Not sure how many people check this site, but it seems to get a small amount of traffic everyday. And I enjoy keeping a record of what I have done to my 986. Unfortunately, during the pandemic I did not have a lot of reasons to leave the house and enjoy my 986, but I still check 986forum almost everyday, and I respond to emails, even if I am not as active as I used to be.
After years of being the guy telling people the 986's that have the majority of issues are the ones that sit around, mine has now accidentally achieved Garage Queen status (at least for the last two years) and I've had a two issues, a bad ignition switch and another small oil leak.
Last year, I was almost stranded by my 986 for the first time ever and it was for a very minor reason, the ignition switch died. I managed to get the key to "take" after several attempts and get home, but it was toast after that. It was an usual failure, that I thought was the mechanic part of the ignition switch because I had no unusual electrical issues (windows randomly opening/closing, locks not working, etc) that are normally associated with the electronic part of the ignition switch failing and the key was clicking into position in the wrong places and did not want to come out.
I decided to try replacing the electronic part of the ignition switch first, and that ended up resolving the issue. I'm actually surprised the original electronic part of the ignition switch made it so long, because it's a common 986 repair. But I only have a house key on my 986 keys, and I'm pretty sure a heavy keychain will shorten the life of most ignition switches.
It's not a difficult repair, and many people have DIY's that cover it. It was a total pain though, and you need a really small flat head to reach the upper set screw, and I'm pretty sure mine had locktite on it. I had to cut a screwdriver down to fit and be able to get enough torque to unscrew it.
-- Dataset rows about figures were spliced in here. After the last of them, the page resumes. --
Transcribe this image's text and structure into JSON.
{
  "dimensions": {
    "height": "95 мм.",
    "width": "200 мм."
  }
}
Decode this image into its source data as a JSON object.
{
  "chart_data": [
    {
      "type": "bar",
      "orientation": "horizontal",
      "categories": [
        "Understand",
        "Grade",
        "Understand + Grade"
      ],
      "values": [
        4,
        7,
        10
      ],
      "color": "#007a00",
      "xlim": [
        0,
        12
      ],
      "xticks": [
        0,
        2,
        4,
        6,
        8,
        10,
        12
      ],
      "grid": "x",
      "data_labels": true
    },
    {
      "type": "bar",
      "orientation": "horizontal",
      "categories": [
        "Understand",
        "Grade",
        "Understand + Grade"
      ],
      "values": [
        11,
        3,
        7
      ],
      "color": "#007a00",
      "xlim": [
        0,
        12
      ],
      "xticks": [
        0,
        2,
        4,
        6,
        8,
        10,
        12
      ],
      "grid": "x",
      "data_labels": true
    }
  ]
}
Porsche no longer offers the original part, but you can still get it from VW (4A0 905 849 B) for about $35. While there are some cheaper options in the $10 range, several people reported the cheaper ignition switches felt gritty. I haven't had any issues with the VW part and it is just like the original.
Oil Fill Tube
I had forgotten that I had previously had the oil drip under my car repaired in 2019 until I took at this blog (one of the reasons I like having it). I forgot because it never really went away. I was still getting 1-2 drops of oil whenever I turned the car off.
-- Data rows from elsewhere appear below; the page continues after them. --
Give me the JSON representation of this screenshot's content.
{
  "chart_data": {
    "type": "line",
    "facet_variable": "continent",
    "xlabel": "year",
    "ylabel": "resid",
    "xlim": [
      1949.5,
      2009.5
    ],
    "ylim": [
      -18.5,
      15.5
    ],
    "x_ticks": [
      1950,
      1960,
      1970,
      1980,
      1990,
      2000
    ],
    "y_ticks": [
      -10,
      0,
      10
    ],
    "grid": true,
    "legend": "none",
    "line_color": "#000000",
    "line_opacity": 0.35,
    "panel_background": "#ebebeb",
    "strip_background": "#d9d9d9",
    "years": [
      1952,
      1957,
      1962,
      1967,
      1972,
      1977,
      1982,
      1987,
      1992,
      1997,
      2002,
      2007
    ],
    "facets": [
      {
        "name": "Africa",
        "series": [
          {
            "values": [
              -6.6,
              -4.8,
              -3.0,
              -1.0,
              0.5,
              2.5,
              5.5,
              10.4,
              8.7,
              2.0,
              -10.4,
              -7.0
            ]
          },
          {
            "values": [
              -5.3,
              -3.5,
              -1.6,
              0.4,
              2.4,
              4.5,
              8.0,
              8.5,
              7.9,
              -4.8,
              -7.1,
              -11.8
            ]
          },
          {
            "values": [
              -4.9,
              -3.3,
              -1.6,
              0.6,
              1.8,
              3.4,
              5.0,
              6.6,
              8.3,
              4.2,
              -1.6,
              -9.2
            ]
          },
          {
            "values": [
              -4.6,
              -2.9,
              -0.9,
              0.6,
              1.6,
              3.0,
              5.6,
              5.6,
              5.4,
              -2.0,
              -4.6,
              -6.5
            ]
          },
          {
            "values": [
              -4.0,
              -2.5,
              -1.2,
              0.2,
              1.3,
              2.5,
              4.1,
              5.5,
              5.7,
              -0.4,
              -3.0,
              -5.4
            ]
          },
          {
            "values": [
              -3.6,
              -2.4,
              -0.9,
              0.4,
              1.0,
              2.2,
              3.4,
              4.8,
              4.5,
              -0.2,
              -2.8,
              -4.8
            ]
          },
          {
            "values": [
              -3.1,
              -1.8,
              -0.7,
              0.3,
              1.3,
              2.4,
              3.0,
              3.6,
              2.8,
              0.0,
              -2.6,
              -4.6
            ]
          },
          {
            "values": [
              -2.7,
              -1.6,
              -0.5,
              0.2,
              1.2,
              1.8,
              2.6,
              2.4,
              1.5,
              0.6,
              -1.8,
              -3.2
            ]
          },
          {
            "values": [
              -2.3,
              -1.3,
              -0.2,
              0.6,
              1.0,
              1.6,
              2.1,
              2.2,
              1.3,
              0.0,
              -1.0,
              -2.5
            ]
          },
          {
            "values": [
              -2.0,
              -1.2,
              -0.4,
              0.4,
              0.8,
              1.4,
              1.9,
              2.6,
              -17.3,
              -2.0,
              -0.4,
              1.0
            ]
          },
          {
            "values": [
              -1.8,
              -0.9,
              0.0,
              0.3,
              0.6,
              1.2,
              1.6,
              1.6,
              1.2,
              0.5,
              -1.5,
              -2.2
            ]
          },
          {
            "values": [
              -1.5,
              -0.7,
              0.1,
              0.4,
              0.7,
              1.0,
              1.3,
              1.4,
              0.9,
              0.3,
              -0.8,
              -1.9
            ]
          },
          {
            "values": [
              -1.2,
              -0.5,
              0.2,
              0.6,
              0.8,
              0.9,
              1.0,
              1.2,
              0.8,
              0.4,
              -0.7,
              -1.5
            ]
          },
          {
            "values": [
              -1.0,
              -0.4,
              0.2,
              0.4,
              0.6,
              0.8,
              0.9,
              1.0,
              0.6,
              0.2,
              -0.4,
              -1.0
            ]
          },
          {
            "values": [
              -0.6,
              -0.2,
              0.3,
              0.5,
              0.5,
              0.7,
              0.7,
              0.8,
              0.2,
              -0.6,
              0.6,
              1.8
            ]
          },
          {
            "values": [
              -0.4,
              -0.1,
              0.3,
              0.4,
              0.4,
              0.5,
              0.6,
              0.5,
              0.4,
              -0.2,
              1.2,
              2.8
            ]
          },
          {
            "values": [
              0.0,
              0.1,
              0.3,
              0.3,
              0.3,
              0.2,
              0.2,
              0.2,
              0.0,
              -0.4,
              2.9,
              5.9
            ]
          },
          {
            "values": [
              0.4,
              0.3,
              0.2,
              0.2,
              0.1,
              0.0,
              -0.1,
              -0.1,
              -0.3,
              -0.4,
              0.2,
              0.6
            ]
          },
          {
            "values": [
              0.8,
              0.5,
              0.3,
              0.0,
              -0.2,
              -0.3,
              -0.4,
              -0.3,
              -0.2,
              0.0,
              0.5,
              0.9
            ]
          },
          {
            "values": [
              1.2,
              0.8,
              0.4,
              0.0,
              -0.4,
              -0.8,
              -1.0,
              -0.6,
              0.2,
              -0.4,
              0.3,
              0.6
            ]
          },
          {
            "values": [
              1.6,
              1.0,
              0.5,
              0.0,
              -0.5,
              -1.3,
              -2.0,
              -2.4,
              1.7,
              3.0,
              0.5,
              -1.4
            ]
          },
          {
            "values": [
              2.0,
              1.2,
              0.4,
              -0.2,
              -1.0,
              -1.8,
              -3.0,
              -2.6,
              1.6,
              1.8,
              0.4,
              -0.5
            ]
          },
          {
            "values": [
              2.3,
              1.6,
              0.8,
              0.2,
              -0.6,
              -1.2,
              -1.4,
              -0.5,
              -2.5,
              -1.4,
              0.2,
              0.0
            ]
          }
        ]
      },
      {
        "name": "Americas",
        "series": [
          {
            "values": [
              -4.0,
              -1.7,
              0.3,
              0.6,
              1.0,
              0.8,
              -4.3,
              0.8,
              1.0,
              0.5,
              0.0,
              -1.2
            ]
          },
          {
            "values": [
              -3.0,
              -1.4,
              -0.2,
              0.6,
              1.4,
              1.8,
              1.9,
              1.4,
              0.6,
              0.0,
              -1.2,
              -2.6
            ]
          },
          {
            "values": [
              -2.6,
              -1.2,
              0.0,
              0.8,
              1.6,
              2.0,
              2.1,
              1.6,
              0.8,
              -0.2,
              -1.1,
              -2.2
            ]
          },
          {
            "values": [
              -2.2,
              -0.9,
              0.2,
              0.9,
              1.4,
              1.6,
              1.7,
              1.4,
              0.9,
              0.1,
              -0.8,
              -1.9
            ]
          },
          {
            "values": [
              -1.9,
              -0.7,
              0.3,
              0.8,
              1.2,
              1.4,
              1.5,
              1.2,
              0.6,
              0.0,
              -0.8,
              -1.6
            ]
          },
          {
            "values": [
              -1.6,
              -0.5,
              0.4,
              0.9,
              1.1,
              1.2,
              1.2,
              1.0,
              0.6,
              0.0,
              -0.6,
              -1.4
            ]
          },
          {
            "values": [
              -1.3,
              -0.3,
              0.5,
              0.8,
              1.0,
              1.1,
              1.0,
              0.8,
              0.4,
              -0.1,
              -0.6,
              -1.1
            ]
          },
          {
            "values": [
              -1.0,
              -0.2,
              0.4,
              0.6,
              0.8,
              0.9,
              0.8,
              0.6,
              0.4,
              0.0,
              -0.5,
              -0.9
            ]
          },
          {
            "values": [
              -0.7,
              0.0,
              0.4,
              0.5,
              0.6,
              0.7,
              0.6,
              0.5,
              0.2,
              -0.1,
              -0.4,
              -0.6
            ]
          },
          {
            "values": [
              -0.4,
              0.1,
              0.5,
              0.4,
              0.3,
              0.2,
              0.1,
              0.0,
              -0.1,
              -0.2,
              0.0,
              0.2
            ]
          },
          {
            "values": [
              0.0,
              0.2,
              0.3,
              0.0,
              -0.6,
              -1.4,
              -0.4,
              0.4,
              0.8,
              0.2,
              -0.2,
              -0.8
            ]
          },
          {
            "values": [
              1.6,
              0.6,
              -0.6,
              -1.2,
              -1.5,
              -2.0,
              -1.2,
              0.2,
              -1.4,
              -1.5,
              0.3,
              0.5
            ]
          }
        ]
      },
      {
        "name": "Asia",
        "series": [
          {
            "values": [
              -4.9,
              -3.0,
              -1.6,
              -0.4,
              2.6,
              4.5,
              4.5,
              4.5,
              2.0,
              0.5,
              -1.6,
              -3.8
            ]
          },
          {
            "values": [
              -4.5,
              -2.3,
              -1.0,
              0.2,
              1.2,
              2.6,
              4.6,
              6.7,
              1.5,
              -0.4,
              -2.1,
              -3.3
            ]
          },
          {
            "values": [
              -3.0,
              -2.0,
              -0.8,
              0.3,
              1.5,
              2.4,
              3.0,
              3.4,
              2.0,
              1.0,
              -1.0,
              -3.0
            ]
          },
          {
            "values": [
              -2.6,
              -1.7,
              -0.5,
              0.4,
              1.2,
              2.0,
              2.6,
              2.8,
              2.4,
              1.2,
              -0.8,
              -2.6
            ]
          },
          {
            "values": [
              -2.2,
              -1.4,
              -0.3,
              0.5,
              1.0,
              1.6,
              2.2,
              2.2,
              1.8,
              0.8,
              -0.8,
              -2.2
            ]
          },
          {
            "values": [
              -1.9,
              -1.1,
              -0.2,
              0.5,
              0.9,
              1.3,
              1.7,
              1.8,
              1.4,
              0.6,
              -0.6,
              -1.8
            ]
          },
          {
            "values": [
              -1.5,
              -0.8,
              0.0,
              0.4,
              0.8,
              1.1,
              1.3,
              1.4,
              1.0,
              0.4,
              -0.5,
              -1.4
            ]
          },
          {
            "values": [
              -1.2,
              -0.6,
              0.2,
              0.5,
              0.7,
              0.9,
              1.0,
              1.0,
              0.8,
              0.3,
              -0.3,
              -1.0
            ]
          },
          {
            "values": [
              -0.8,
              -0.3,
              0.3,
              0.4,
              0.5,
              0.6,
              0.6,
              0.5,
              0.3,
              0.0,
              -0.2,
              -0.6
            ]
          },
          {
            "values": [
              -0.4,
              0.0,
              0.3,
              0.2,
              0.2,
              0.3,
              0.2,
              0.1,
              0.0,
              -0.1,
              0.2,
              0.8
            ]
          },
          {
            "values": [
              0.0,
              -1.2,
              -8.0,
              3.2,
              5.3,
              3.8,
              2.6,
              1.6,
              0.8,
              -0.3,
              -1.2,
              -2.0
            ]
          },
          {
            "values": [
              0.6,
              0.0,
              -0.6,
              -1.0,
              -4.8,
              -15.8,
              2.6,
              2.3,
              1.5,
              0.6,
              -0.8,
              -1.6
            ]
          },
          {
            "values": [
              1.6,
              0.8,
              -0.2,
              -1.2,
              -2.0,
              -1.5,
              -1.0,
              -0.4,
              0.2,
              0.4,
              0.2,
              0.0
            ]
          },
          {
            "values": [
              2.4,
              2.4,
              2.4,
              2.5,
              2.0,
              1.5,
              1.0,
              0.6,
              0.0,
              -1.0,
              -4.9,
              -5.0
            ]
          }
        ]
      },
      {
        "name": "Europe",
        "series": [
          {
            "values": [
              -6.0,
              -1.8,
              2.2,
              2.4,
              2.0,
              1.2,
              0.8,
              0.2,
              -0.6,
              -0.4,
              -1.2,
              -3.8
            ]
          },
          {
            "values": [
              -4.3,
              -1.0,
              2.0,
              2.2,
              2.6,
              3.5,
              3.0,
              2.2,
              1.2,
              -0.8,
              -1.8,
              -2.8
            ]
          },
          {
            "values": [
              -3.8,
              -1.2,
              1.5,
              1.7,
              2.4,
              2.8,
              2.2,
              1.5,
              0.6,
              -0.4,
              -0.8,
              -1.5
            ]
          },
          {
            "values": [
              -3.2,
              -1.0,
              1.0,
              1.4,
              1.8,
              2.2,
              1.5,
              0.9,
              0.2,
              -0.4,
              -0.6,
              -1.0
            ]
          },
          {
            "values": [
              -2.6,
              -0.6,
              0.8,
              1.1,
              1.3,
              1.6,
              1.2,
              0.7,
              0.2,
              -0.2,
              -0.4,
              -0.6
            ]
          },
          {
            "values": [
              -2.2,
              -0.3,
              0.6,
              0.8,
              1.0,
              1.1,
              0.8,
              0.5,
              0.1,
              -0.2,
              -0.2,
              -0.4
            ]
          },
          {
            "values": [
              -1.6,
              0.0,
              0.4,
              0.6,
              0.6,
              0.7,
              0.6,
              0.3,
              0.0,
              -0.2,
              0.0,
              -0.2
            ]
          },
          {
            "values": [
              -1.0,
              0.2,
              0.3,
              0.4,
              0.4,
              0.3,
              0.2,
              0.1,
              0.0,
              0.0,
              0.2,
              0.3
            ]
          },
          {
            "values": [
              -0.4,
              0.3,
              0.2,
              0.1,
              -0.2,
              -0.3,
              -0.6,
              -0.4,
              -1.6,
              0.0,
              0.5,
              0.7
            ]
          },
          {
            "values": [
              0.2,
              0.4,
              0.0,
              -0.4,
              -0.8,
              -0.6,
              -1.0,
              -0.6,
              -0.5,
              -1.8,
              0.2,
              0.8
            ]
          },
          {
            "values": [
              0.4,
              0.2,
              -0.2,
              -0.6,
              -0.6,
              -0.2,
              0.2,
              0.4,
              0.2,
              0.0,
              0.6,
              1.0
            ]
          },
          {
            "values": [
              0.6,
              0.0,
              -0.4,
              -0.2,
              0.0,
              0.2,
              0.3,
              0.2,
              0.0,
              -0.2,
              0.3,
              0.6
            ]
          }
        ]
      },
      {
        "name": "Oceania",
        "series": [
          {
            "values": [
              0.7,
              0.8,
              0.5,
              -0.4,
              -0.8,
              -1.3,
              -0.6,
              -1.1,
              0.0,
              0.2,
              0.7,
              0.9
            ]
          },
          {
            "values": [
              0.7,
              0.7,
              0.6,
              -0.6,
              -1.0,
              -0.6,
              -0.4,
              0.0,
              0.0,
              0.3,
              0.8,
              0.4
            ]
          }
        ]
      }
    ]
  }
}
The dealer identified the issue (this time) as the oil fill tube. This repair can be done yourself, but I did not have the time, and it's an awkward location, so I paid them $900 to fix it, three fourths of that was labor. This seems to be another common issue around 100k miles, as I have seen a few people report the same problem at around the same mileage. Apparently the plastic tube rubs against metal and develops a leak on the top of the tube creating a slow leak.
Hopefully, this is the last oil leak I will have to deal with.